My Desire for Oranges
Rolling an orange from one hand to the other
finds me in the mind of the Orange Grower.
There is pleasure in a bowl of oranges.
Cezanne cannot be wrong.
A painterly bassinette… A nursery of rounded sighs…
The hand feels good holding an orange,
and the palm is satisfied.
Mounded like extra luggage in the bin,
oranges are loud, commonplace salespersons,
all heavy and handsome and of sunny dispositions…
undiapered as bawdy jokes.
These enlargements around pinched navels
are a hale shout from among the vegetables.
Glowing with well-being, heavy with flavor,
they freely accept being popular.
These energetic oranges!

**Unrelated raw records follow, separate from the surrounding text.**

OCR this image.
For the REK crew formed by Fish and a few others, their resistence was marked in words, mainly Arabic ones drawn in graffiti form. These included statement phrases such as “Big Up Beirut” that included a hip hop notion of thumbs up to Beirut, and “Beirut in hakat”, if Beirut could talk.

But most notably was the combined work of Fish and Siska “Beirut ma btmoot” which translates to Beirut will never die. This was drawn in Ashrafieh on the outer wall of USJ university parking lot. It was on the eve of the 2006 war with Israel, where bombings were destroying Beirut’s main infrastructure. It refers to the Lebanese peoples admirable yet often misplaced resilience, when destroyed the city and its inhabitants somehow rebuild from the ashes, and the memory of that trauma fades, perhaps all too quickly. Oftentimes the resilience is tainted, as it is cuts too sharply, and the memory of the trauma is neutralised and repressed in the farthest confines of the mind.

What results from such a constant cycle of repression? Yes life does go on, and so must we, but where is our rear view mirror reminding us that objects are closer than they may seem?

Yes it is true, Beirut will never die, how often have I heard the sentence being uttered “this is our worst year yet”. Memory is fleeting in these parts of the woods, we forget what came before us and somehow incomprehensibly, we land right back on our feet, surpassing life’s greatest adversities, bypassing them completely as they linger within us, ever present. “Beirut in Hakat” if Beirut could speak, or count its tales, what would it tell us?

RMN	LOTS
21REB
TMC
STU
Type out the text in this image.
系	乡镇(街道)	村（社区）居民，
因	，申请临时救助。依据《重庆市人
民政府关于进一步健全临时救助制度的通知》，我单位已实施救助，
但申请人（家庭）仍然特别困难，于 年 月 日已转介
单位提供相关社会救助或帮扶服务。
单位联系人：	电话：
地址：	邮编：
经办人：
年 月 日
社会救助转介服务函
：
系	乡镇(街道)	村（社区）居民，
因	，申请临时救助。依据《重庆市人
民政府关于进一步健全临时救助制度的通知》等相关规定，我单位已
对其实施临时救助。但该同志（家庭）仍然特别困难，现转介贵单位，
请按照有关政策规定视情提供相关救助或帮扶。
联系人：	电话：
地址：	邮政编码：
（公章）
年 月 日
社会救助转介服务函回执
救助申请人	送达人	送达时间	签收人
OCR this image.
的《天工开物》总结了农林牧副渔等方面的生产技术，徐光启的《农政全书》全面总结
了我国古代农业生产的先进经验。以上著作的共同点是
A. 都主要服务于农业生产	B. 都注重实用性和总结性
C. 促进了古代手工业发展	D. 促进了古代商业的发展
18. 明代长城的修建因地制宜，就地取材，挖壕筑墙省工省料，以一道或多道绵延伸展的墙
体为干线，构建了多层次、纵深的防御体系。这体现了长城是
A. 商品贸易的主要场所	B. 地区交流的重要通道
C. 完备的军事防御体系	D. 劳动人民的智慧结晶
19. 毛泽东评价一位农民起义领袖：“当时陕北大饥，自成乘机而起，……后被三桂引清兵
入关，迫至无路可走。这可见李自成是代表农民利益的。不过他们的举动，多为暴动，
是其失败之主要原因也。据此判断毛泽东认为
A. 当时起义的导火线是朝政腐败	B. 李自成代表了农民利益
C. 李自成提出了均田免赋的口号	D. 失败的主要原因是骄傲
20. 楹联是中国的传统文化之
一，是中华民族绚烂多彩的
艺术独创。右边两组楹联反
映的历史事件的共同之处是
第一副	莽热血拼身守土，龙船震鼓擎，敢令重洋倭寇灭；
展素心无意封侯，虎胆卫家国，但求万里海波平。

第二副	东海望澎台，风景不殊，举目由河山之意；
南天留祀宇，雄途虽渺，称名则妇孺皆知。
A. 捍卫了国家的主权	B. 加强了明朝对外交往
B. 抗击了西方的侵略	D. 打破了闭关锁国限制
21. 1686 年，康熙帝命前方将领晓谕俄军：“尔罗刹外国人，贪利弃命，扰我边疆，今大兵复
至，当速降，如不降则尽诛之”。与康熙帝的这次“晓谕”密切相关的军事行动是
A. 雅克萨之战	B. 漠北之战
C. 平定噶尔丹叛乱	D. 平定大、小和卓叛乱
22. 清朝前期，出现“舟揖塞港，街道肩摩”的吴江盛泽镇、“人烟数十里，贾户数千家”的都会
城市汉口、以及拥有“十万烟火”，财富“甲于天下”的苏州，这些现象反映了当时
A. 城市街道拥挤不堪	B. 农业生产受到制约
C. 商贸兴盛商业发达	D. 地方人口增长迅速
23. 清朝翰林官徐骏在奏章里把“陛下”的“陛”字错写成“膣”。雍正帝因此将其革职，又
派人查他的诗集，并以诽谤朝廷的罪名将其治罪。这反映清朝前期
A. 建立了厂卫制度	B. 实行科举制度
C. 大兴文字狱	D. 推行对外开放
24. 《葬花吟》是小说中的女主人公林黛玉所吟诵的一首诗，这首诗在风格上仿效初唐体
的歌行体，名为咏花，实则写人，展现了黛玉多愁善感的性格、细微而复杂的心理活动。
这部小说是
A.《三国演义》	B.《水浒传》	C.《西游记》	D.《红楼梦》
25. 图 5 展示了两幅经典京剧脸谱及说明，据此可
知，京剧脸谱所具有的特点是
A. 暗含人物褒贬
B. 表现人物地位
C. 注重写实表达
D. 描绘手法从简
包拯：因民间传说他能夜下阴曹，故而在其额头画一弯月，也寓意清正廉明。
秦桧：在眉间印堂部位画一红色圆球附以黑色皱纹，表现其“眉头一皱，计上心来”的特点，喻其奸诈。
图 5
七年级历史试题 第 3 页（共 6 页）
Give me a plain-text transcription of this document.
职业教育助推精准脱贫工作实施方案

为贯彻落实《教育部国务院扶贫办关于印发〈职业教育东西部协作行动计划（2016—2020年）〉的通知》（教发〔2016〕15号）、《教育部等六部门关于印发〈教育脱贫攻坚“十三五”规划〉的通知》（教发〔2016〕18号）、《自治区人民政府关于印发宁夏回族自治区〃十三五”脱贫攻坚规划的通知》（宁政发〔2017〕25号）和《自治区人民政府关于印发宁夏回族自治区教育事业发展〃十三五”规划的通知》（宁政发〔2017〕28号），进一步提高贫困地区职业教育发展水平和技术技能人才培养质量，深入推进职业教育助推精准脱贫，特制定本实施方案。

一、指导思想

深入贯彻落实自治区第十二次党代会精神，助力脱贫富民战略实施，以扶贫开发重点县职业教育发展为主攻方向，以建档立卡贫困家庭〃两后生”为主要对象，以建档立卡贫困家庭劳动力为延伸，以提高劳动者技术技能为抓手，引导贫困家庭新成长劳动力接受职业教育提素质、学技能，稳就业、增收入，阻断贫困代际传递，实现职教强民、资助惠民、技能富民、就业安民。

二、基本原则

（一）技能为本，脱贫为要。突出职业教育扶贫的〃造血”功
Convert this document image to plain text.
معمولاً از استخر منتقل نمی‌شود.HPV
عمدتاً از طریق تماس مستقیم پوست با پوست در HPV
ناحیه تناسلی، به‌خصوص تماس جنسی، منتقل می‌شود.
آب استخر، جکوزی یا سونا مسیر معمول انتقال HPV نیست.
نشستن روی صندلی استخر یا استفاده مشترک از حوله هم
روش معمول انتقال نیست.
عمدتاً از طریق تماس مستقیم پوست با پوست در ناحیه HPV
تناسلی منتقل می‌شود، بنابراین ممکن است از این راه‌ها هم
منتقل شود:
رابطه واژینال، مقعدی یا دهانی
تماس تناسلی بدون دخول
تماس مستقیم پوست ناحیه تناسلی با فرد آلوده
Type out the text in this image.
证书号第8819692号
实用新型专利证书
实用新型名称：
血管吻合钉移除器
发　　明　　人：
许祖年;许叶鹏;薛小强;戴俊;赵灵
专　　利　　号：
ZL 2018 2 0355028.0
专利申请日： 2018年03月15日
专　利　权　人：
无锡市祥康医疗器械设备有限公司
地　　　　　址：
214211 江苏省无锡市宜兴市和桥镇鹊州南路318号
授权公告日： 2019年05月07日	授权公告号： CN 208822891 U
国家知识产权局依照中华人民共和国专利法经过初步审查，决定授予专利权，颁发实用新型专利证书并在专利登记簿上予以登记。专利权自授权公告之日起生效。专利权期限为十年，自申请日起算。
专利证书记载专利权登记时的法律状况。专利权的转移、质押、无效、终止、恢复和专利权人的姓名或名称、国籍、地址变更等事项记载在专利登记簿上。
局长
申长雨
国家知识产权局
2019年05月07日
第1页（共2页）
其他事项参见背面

This mound of exuberance!
dimpled and indented in a youngster’s planted stance.
These placeholders – one of nature’s trillions –
herded like hoboes, raised like soldiers,
remind me of youth’s proud insouciance
clambering to mount the ramparts.
– by Carl Nelson
April 12, 2010 at 9:12 pm04 |
I have never read a better poem about oranges. For that matter, I have never read a better poem about fruit (well, maybe I’ll exclude an ode to a blackberry that I penned a few years back). Recognizing that statements beginning “I have never read a better … ” are ambiguous, I should also add that I really really like this poem.
April 12, 2010 at 9:12 pm04 |
Thanks! Oranges and I got to know each other as a child sitting out back in our tree in California. And I’ve loved oranges ever since.
July 16, 2017 at 9:12 pm07 |
This poem makes me dream in citrus. Love!